Refined operator inequalities for relative operator entropies (Q2116398)

Let \(B(H)\) be the \(C^{*}\)-algebra of bounded linear operators on a complex Hilbert space \(H\). For positive invertible \(A,B\in B(H)\), the relative operator entropy is defined by \[ S(A\vert B)=A^{\frac{1}{2}}\log (A^{-\frac{1}{2}} BA^{-\frac{1}{2}})A^{\frac{1}{2}}. \] The authors give several inequalities for \(S(A\vert B)\) via properties of non-commutative perspective function \(P_{f\Delta h}(A,B)\) defined by \[P_{f\Delta h}(A,B)=h(B)^{\frac{1}{2}}f(h(B)^{-\frac{1}{2}}Ah(B)^{-\frac{1}{2}})h(B)^{\frac{1}{2}}, \] where \(f\) and \(h\) be real continuous functions, see [\textit{A. Ebadian} et al., Proc. Natl. Acad. Sci.
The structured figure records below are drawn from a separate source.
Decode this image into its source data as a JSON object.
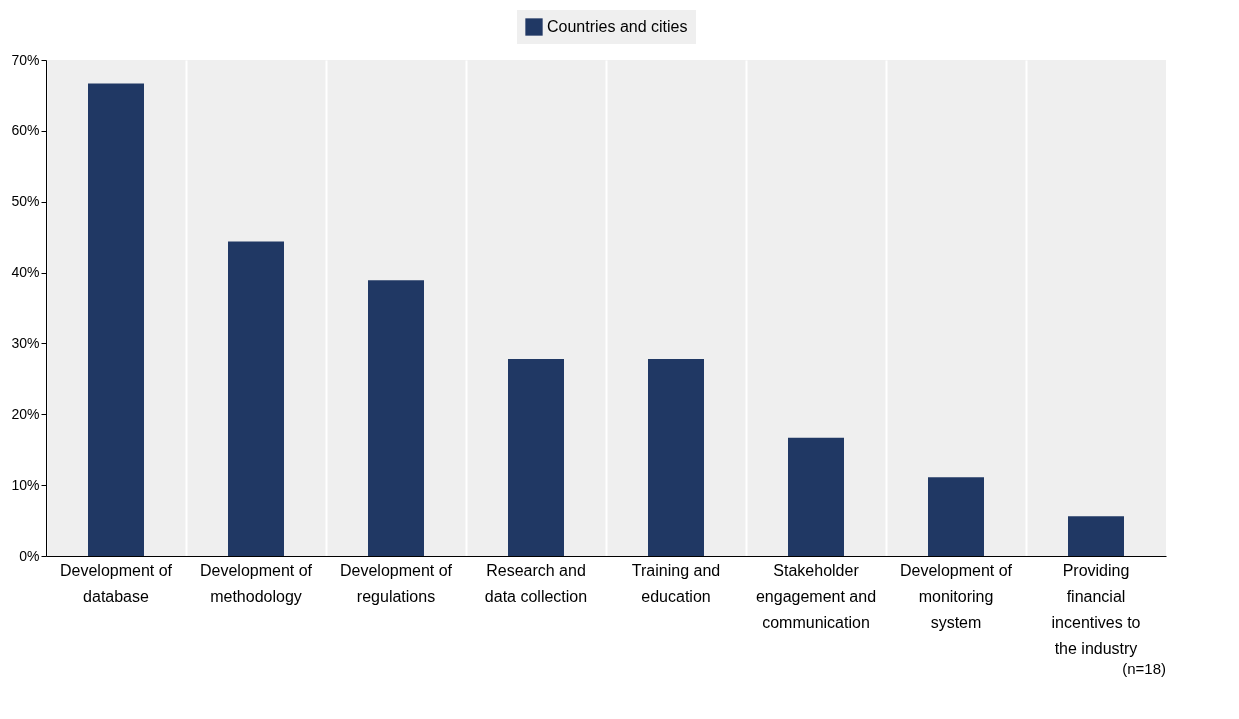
{
  "chart_data": {
    "type": "bar",
    "categories": [
      "Development of database",
      "Development of methodology",
      "Development of regulations",
      "Research and data collection",
      "Training and education",
      "Stakeholder engagement and communication",
      "Development of monitoring system",
      "Providing financial incentives to the industry"
    ],
    "series": [
      {
        "name": "Countries and cities",
        "color": "#203864",
        "values": [
          66.7,
          44.4,
          38.9,
          27.8,
          27.8,
          16.7,
          11.1,
          5.6
        ]
      }
    ],
    "ylim": [
      0,
      70
    ],
    "yticks": [
      {
        "value": 0,
        "label": "0%"
      },
      {
        "value": 10,
        "label": "10%"
      },
      {
        "value": 20,
        "label": "20%"
      },
      {
        "value": 30,
        "label": "30%"
      },
      {
        "value": 40,
        "label": "40%"
      },
      {
        "value": 50,
        "label": "50%"
      },
      {
        "value": 60,
        "label": "60%"
      },
      {
        "value": 70,
        "label": "70%"
      }
    ],
    "grid": "x",
    "legend": "top",
    "annotations": [
      "(n=18)"
    ]
  }
}
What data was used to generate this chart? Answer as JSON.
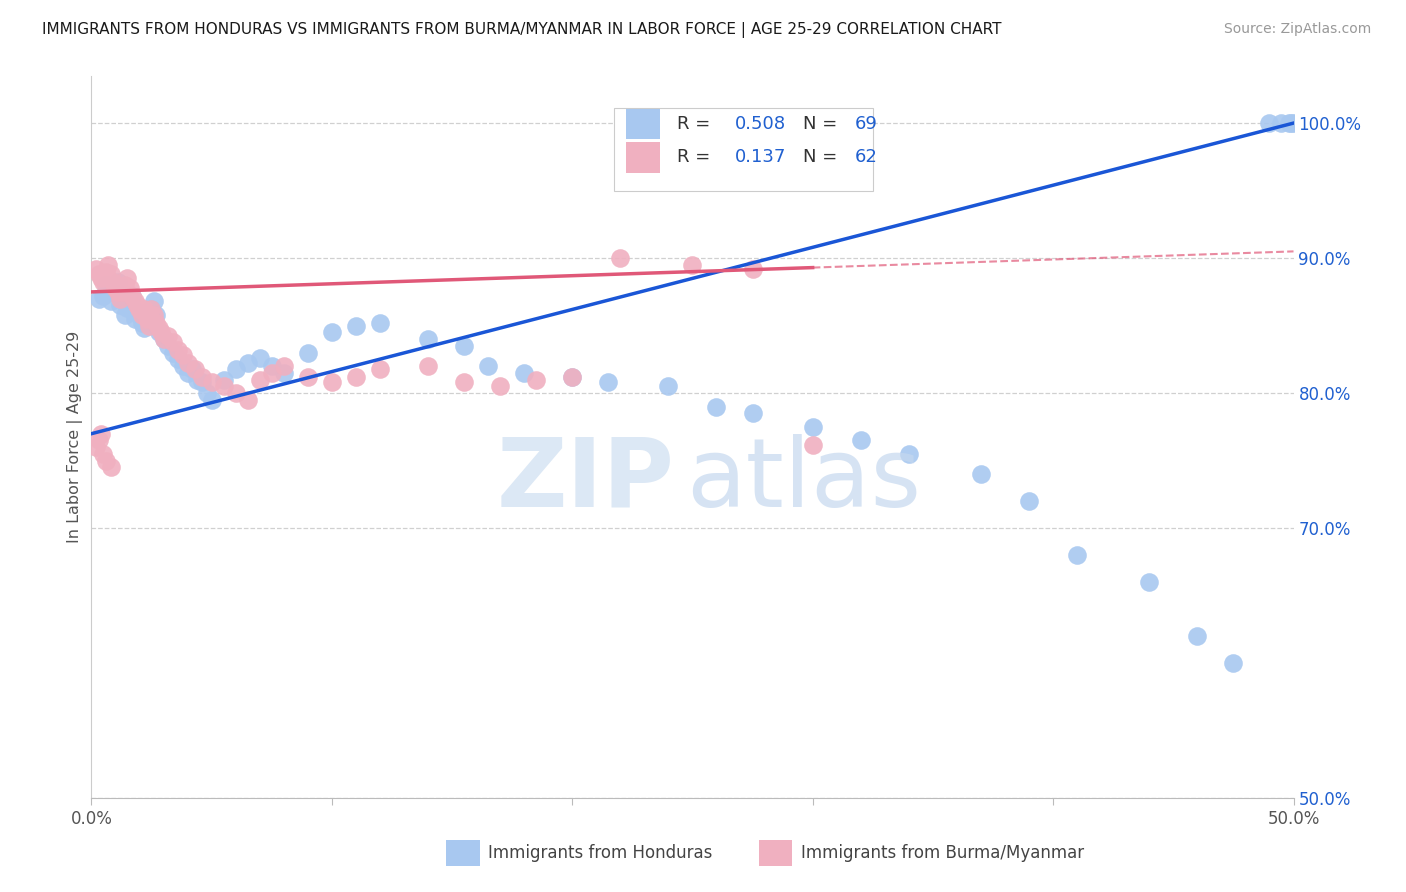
{
  "title": "IMMIGRANTS FROM HONDURAS VS IMMIGRANTS FROM BURMA/MYANMAR IN LABOR FORCE | AGE 25-29 CORRELATION CHART",
  "source": "Source: ZipAtlas.com",
  "ylabel": "In Labor Force | Age 25-29",
  "yaxis_labels": [
    "50.0%",
    "70.0%",
    "80.0%",
    "90.0%",
    "100.0%"
  ],
  "yaxis_values": [
    0.5,
    0.7,
    0.8,
    0.9,
    1.0
  ],
  "xlim": [
    0.0,
    0.5
  ],
  "ylim": [
    0.5,
    1.035
  ],
  "R_blue": 0.508,
  "N_blue": 69,
  "R_pink": 0.137,
  "N_pink": 62,
  "blue_color": "#a8c8f0",
  "pink_color": "#f0b0c0",
  "blue_line_color": "#1a56d6",
  "pink_line_color": "#e05878",
  "legend_R_color": "#2060d0",
  "grid_color": "#d0d0d0",
  "background_color": "#ffffff",
  "blue_scatter_x": [
    0.003,
    0.005,
    0.006,
    0.007,
    0.008,
    0.009,
    0.01,
    0.011,
    0.012,
    0.013,
    0.014,
    0.015,
    0.016,
    0.017,
    0.018,
    0.019,
    0.02,
    0.021,
    0.022,
    0.023,
    0.024,
    0.025,
    0.026,
    0.027,
    0.028,
    0.03,
    0.032,
    0.034,
    0.036,
    0.038,
    0.04,
    0.042,
    0.044,
    0.046,
    0.048,
    0.05,
    0.055,
    0.06,
    0.065,
    0.07,
    0.075,
    0.08,
    0.09,
    0.1,
    0.11,
    0.12,
    0.14,
    0.155,
    0.165,
    0.18,
    0.2,
    0.215,
    0.24,
    0.26,
    0.275,
    0.3,
    0.32,
    0.34,
    0.37,
    0.39,
    0.41,
    0.44,
    0.46,
    0.475,
    0.49,
    0.495,
    0.498,
    0.499,
    0.5
  ],
  "blue_scatter_y": [
    0.87,
    0.872,
    0.88,
    0.875,
    0.868,
    0.875,
    0.878,
    0.882,
    0.865,
    0.87,
    0.858,
    0.863,
    0.868,
    0.872,
    0.855,
    0.86,
    0.858,
    0.852,
    0.848,
    0.855,
    0.852,
    0.862,
    0.868,
    0.858,
    0.845,
    0.84,
    0.835,
    0.83,
    0.825,
    0.82,
    0.815,
    0.818,
    0.81,
    0.808,
    0.8,
    0.795,
    0.81,
    0.818,
    0.822,
    0.826,
    0.82,
    0.815,
    0.83,
    0.845,
    0.85,
    0.852,
    0.84,
    0.835,
    0.82,
    0.815,
    0.812,
    0.808,
    0.805,
    0.79,
    0.785,
    0.775,
    0.765,
    0.755,
    0.74,
    0.72,
    0.68,
    0.66,
    0.62,
    0.6,
    1.0,
    1.0,
    1.0,
    1.0,
    1.0
  ],
  "pink_scatter_x": [
    0.002,
    0.003,
    0.004,
    0.005,
    0.006,
    0.007,
    0.008,
    0.009,
    0.01,
    0.011,
    0.012,
    0.013,
    0.014,
    0.015,
    0.016,
    0.017,
    0.018,
    0.019,
    0.02,
    0.021,
    0.022,
    0.023,
    0.024,
    0.025,
    0.026,
    0.027,
    0.028,
    0.029,
    0.03,
    0.032,
    0.034,
    0.036,
    0.038,
    0.04,
    0.043,
    0.046,
    0.05,
    0.055,
    0.06,
    0.065,
    0.07,
    0.075,
    0.08,
    0.09,
    0.1,
    0.11,
    0.12,
    0.14,
    0.155,
    0.17,
    0.185,
    0.2,
    0.22,
    0.25,
    0.275,
    0.3,
    0.002,
    0.003,
    0.004,
    0.005,
    0.006,
    0.008
  ],
  "pink_scatter_y": [
    0.892,
    0.888,
    0.885,
    0.882,
    0.89,
    0.895,
    0.888,
    0.882,
    0.878,
    0.875,
    0.87,
    0.875,
    0.88,
    0.885,
    0.878,
    0.872,
    0.868,
    0.865,
    0.862,
    0.858,
    0.862,
    0.855,
    0.85,
    0.862,
    0.858,
    0.852,
    0.848,
    0.845,
    0.84,
    0.842,
    0.838,
    0.832,
    0.828,
    0.822,
    0.818,
    0.812,
    0.808,
    0.805,
    0.8,
    0.795,
    0.81,
    0.815,
    0.82,
    0.812,
    0.808,
    0.812,
    0.818,
    0.82,
    0.808,
    0.805,
    0.81,
    0.812,
    0.9,
    0.895,
    0.892,
    0.762,
    0.76,
    0.765,
    0.77,
    0.755,
    0.75,
    0.745
  ]
}
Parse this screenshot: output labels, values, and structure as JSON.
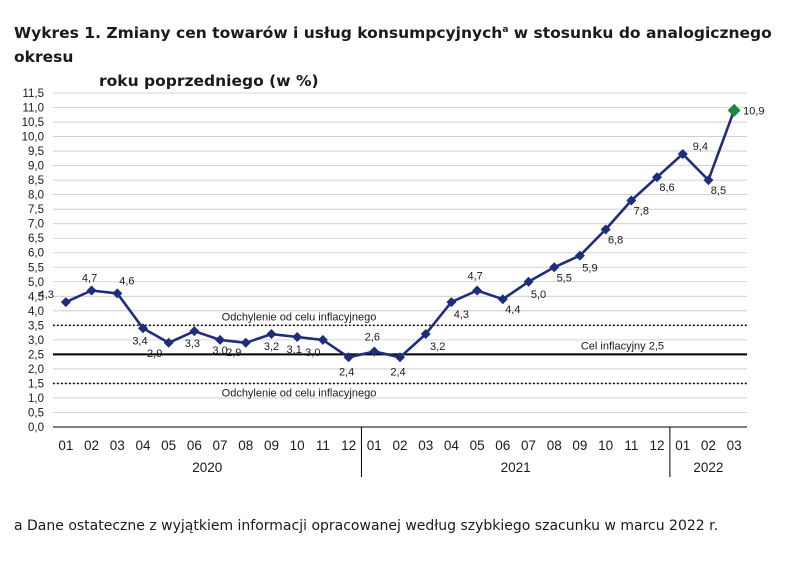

USA 108, No. 18, 7313--7314 (2011; Zbl 1256.81020)]. Results hold for the settings of \(C^{*}\)-algebras, real \(C^{*}\)-algebras and JC-Algebras. Moreover, some results give refinements of inequalities by \textit{J. I. Fujii} and \textit{E. Kamei} [Math. Japon. 34, No. 3, 341--348 (1989; Zbl 0699.46048)] and [Math. Japon. 34, No. 4, 541--547 (1989; Zbl 0695.47013)].